Coming into 2013, Barnes was the 38th ranked prospect in baseball according to MLB.com. The hard-throwing righty out of UCONN tore through Single-A Greenville in his first five professional starts in 2012 (letting up only a single run), and then settled into High-A Salem with a decent season (3.58 ERA, 8.81 K/9). In 2013, however, he stumbled through a mediocre season in Portland. He continued to strike batters out at a high rate with the 7th best K/9 in the Eastern League (11.2), but his control took a step back as his BB/9 jumped to 3.8 and his WHIP to 1.463. A 5-10 record doesn’t look too good on a resume either. The result? Dropping to 88th in the prospect rankings prior to 2014. After another underwhelming 2014 season in Pawtucket, in which he accumulated a 3.95 ERA while striking guys out at a lower rate (7.26 K/9), Barnesy is nowhere to be found amongst the top 100 prospects.
Where does Barnes fit in the picture now? Will he ever overtake his NBA counterpart as the most popular result for his own name on Google, and get a Wikipedia page that doesn’t need the qualifier (baseball) in the title?
With Webster and De La Rosa sent packing for the desert in the Wade Miley trade, there are fewer obstacles in Barnes’ way. But he needs to Carpe Diem real fast before Rodriguez or Owens does first. He had his best professional month of pitching in Pawtucket last August, beginning with seven no-hit innings on August 2nd. In six starts and 41 innings, he accumulated a 2.16 ERA with 38 strikeouts and an opponent batting average of .164. That earned him his first brief taste of the big leagues last September, but he was unimpressive in letting up four runs in nine innings out of the bullpen, with an opponent batting average of .306.

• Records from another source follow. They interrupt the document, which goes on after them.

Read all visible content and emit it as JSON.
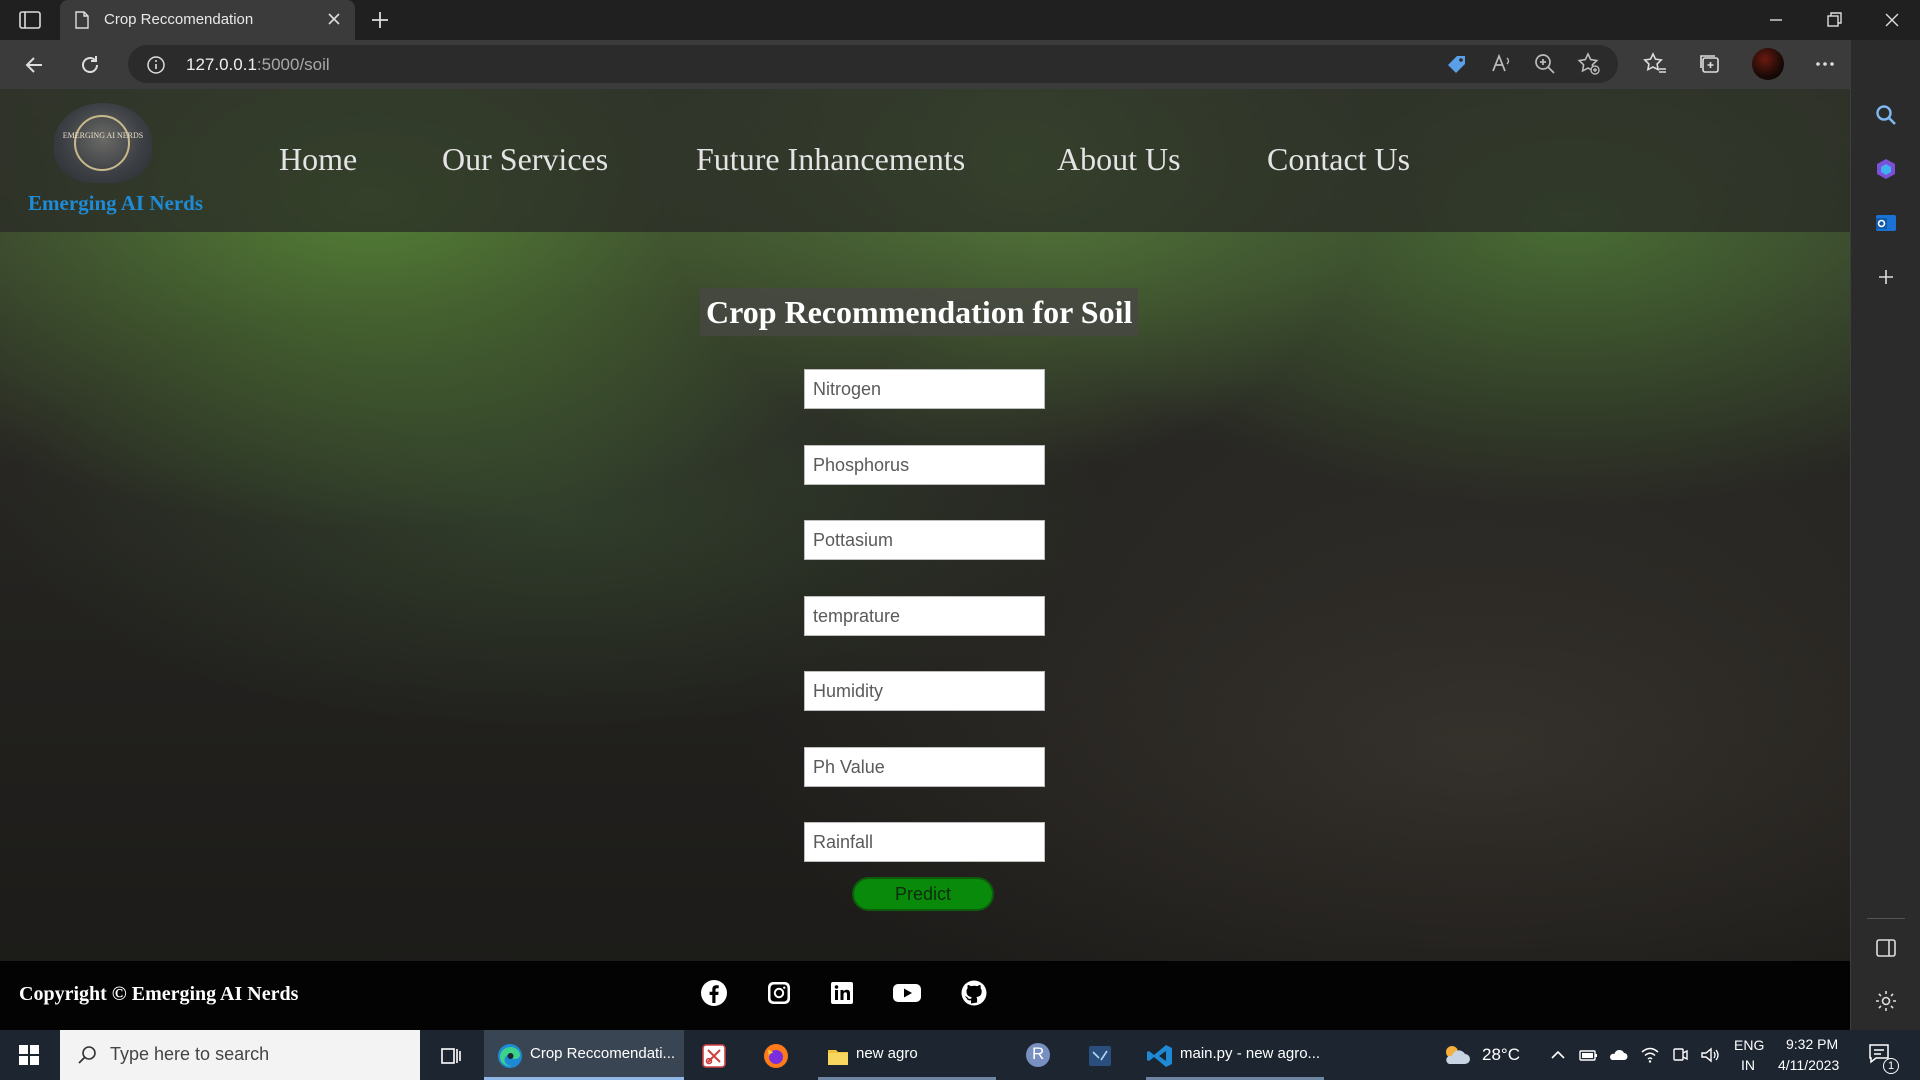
{
  "browser": {
    "tab_title": "Crop Reccomendation",
    "url_host": "127.0.0.1",
    "url_path": ":5000/soil"
  },
  "site": {
    "logo_text": "EMERGING AI NERDS",
    "brand": "Emerging AI Nerds",
    "nav": [
      "Home",
      "Our Services",
      "Future Inhancements",
      "About Us",
      "Contact Us"
    ]
  },
  "form": {
    "title": "Crop Recommendation for Soil",
    "fields": [
      {
        "placeholder": "Nitrogen",
        "value": ""
      },
      {
        "placeholder": "Phosphorus",
        "value": ""
      },
      {
        "placeholder": "Pottasium",
        "value": ""
      },
      {
        "placeholder": "temprature",
        "value": ""
      },
      {
        "placeholder": "Humidity",
        "value": ""
      },
      {
        "placeholder": "Ph Value",
        "value": ""
      },
      {
        "placeholder": "Rainfall",
        "value": ""
      }
    ],
    "submit_label": "Predict",
    "submit_color": "#0a8a0a"
  },
  "footer": {
    "copyright": "Copyright © Emerging AI Nerds",
    "social_icons": [
      "facebook-icon",
      "instagram-icon",
      "linkedin-icon",
      "youtube-icon",
      "github-icon"
    ]
  },
  "taskbar": {
    "search_placeholder": "Type here to search",
    "apps": [
      {
        "name": "edge",
        "label": "Crop Reccomendati..."
      },
      {
        "name": "file-explorer",
        "label": "new agro"
      },
      {
        "name": "vscode",
        "label": "main.py - new agro..."
      }
    ],
    "temperature": "28°C",
    "language": "ENG",
    "region": "IN",
    "time": "9:32 PM",
    "date": "4/11/2023",
    "notification_count": "1",
    "r_app_letter": "R"
  }
}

The big-league fastball is there, the potential is there, but will Barnes ever put it all together? Or will he get traded away this offseason before we get a chance to see? He’s hit some bumps in the road so far, but a little adversity never hurts. As a pretty good basketball player who got cut from his high school team once said, “I’ve failed over and over again in my life. And that is why I succeed.” No, Matt Barnes isn’t Michael Jordan. Not even close. But he still could have a heck of a lot to add to that “Matt Barnes (baseball)” Wikipedia page. Especially if last August wasn’t a fluke.